Fishlegs, ready the barrel.
Ready.
[Meatlug growls in approval.]
All right, bud.
Let's do it.
Loose! [Heather grunting.]
Focus on the catapults.
Right with you, Astrid.
[screaming.]
[Ruffnut.]
Hit the gas! [whizzing.]
[hunters whimpering.]
[Tuffnut.]
Yeah! [screaming.]
Do it, Sparky! Spark it, Belch! Spark it, boy! [screaming.]
Wait for it.
Wait for it.
Now! Hit it, bud! [hunters screaming.]
Nice shootin', Toothless.
Now, let's roast some Dragon Root and go home.
Steady.
I've got the Night Fury, dead to rights.
[catapult clangs.]
Snotlout? It's a trap! Evasive action! [Astrid.]

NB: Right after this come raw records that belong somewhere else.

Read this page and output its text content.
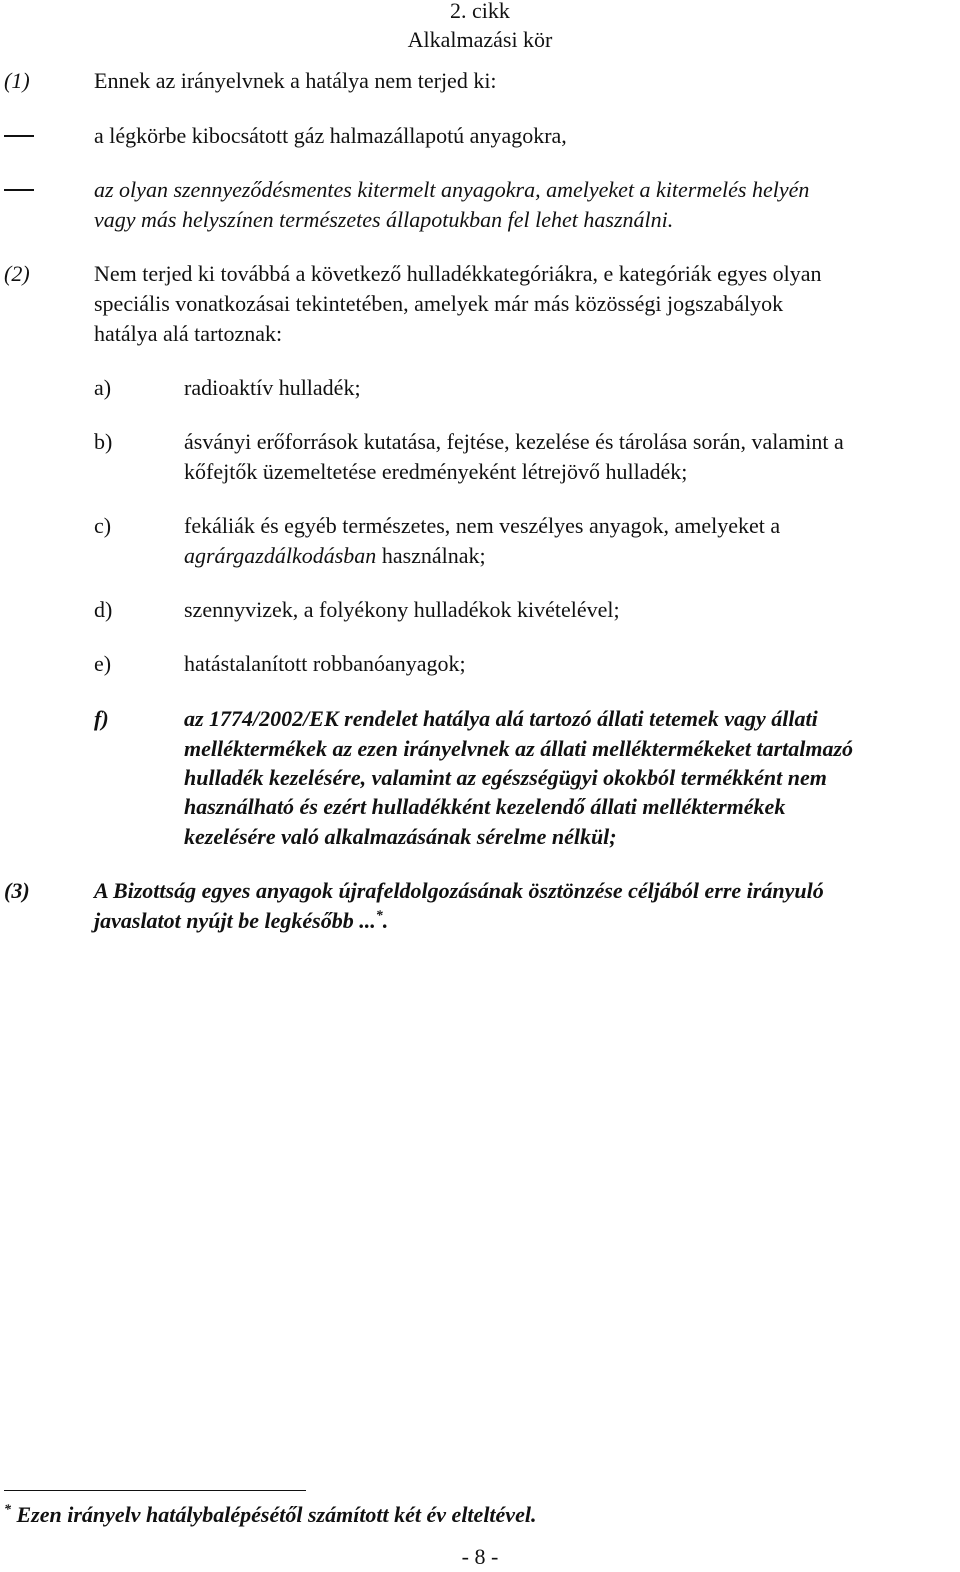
2. cikk
Alkalmazási kör
(1)	Ennek az irányelvnek a hatálya nem terjed ki:
a légkörbe kibocsátott gáz halmazállapotú anyagokra,
az olyan szennyeződésmentes kitermelt anyagokra, amelyeket a kitermelés helyén
vagy más helyszínen természetes állapotukban fel lehet használni.
(2)	Nem terjed ki továbbá a következő hulladékkategóriákra, e kategóriák egyes olyan
speciális vonatkozásai tekintetében, amelyek már más közösségi jogszabályok
hatálya alá tartoznak:
a)	radioaktív hulladék;
b)	ásványi erőforrások kutatása, fejtése, kezelése és tárolása során, valamint a
kőfejtők üzemeltetése eredményeként létrejövő hulladék;
c)	fekáliák és egyéb természetes, nem veszélyes anyagok, amelyeket a
agrárgazdálkodásban használnak;
d)	szennyvizek, a folyékony hulladékok kivételével;
e)	hatástalanított robbanóanyagok;
f)	az 1774/2002/EK rendelet hatálya alá tartozó állati tetemek vagy állati
melléktermékek az ezen irányelvnek az állati melléktermékeket tartalmazó
hulladék kezelésére, valamint az egészségügyi okokból termékként nem
használható és ezért hulladékként kezelendő állati melléktermékek
kezelésére való alkalmazásának sérelme nélkül;
(3)	A Bizottság egyes anyagok újrafeldolgozásának ösztönzése céljából erre irányuló
javaslatot nyújt be legkésőbb ...*.
* Ezen irányelv hatálybalépésétől számított két év elteltével.
- 8 -
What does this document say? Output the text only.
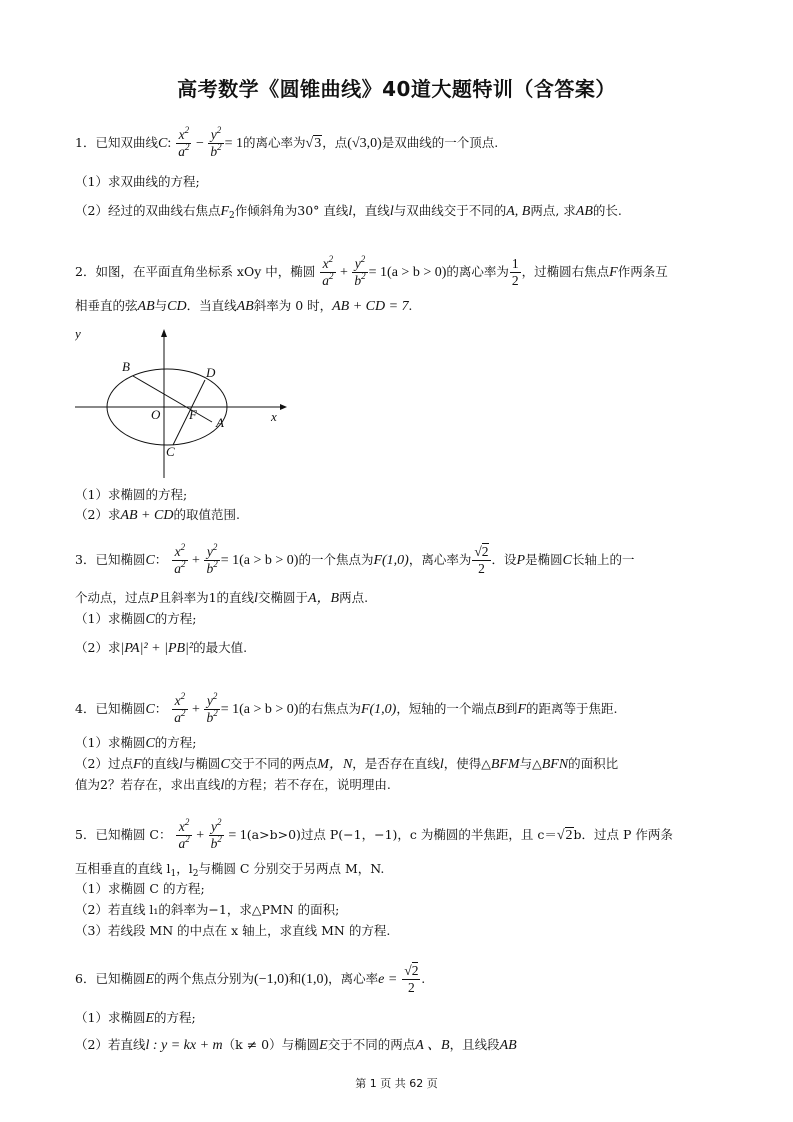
高考数学《圆锥曲线》40道大题特训（含答案）
1．已知双曲线C: $\frac{x^2}{a^2} - \frac{y^2}{b^2} = 1$的离心率为√3，点(√3,0)是双曲线的一个顶点.
（1）求双曲线的方程;
（2）经过的双曲线右焦点$F_2$作倾斜角为30° 直线l，直线l与双曲线交于不同的A, B两点, 求AB的长.
2．如图，在平面直角坐标系 xOy 中，椭圆 $\frac{x^2}{a^2} + \frac{y^2}{b^2} = 1(a > b > 0)$的离心率为 $\frac{1}{2}$ ，过椭圆右焦点F作两条互
相垂直的弦AB与CD．当直线AB斜率为 0 时，AB + CD = 7.
y
x
O F
A
B
C
D
（1）求椭圆的方程;
（2）求AB + CD的取值范围.
3．已知椭圆C： $\frac{x^2}{a^2} + \frac{y^2}{b^2} = 1(a > b > 0)$的一个焦点为F(1,0)，离心率为 $\frac{√2}{2}$ ．设P是椭圆C长轴上的一
个动点，过点P且斜率为1的直线l交椭圆于A，B两点.
（1）求椭圆C的方程;
（2）求|PA|² + |PB|²的最大值.
4．已知椭圆C： $\frac{x^2}{a^2} + \frac{y^2}{b^2} = 1(a > b > 0)$的右焦点为F(1,0)，短轴的一个端点B到F的距离等于焦距.
（1）求椭圆C的方程;
（2）过点F的直线l与椭圆C交于不同的两点M，N，是否存在直线l，使得△BFM与△BFN的面积比
值为2？若存在，求出直线l的方程；若不存在，说明理由.
5．已知椭圆 C： $\frac{x^2}{a^2} + \frac{y^2}{b^2} = 1(a>b>0)$过点 P(−1，−1)，c 为椭圆的半焦距，且 c＝√2b．过点 P 作两条
互相垂直的直线 $l_1$，$l_2$与椭圆 C 分别交于另两点 M，N.
（1）求椭圆 C 的方程;
（2）若直线 l₁的斜率为−1，求△PMN 的面积;
（3）若线段 MN 的中点在 x 轴上，求直线 MN 的方程.
6．已知椭圆E的两个焦点分别为(−1,0)和(1,0)，离心率$e = \frac{√2}{2}$ .
（1）求椭圆E的方程;
（2）若直线l : y = kx + m（k ≠ 0）与椭圆E交于不同的两点A 、B，且线段AB
第 1 页 共 62 页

Circle back around! [hunter grunts.]
Wait, Snotlout! [exclaiming.]
Now, we can mow the field.
Follow me.
I'll draw their fire.
[Ruffnut.]
You got it! We'll flank 'em.
[grunts.]
[screaming.]
Watch it, bud.
[hunters screaming.]
[growls.]
[dragons snarling viciously.]
Snotlout, peel off and help Hiccup.
No way.
Go! I'll be all right! I'm not leaving your wing! Go! Now! [hunter growling.]
[hunter 1 shouting.]
[hunter 2 growling.]
We're hit! [screams.]
[Hookfang growling in panic.]
[all gasping and screaming.]
[growls.]
Now, finish it.
[screams.]
Snotlout, can you hear us? Snotlout? Hiccup? [whimpering.]
No! [screams.]
[coughs and grunts.]
- Did we win? - That was some move, Jorgenson.
You saved my life.
Yeah, two times.
But if the Dragon Root crops aren't here, where are they? You see, Hiccup, some plants grow in the sun, and some in the shade, and some in the, some the partial something, and some in the also partial the something.
[chuckles.]
You know, I gotta say, I'm pretty proud of you, Snotlout.
But who really knows what the future holds for any of us? Yeah, I've been thinking.
Whatever greatness I end up doing, and trust me, it will be great, [chuckles.]
it's gotta be what I want to do.
Not what my dad wants me to do.
You know, we may not be so different, after all.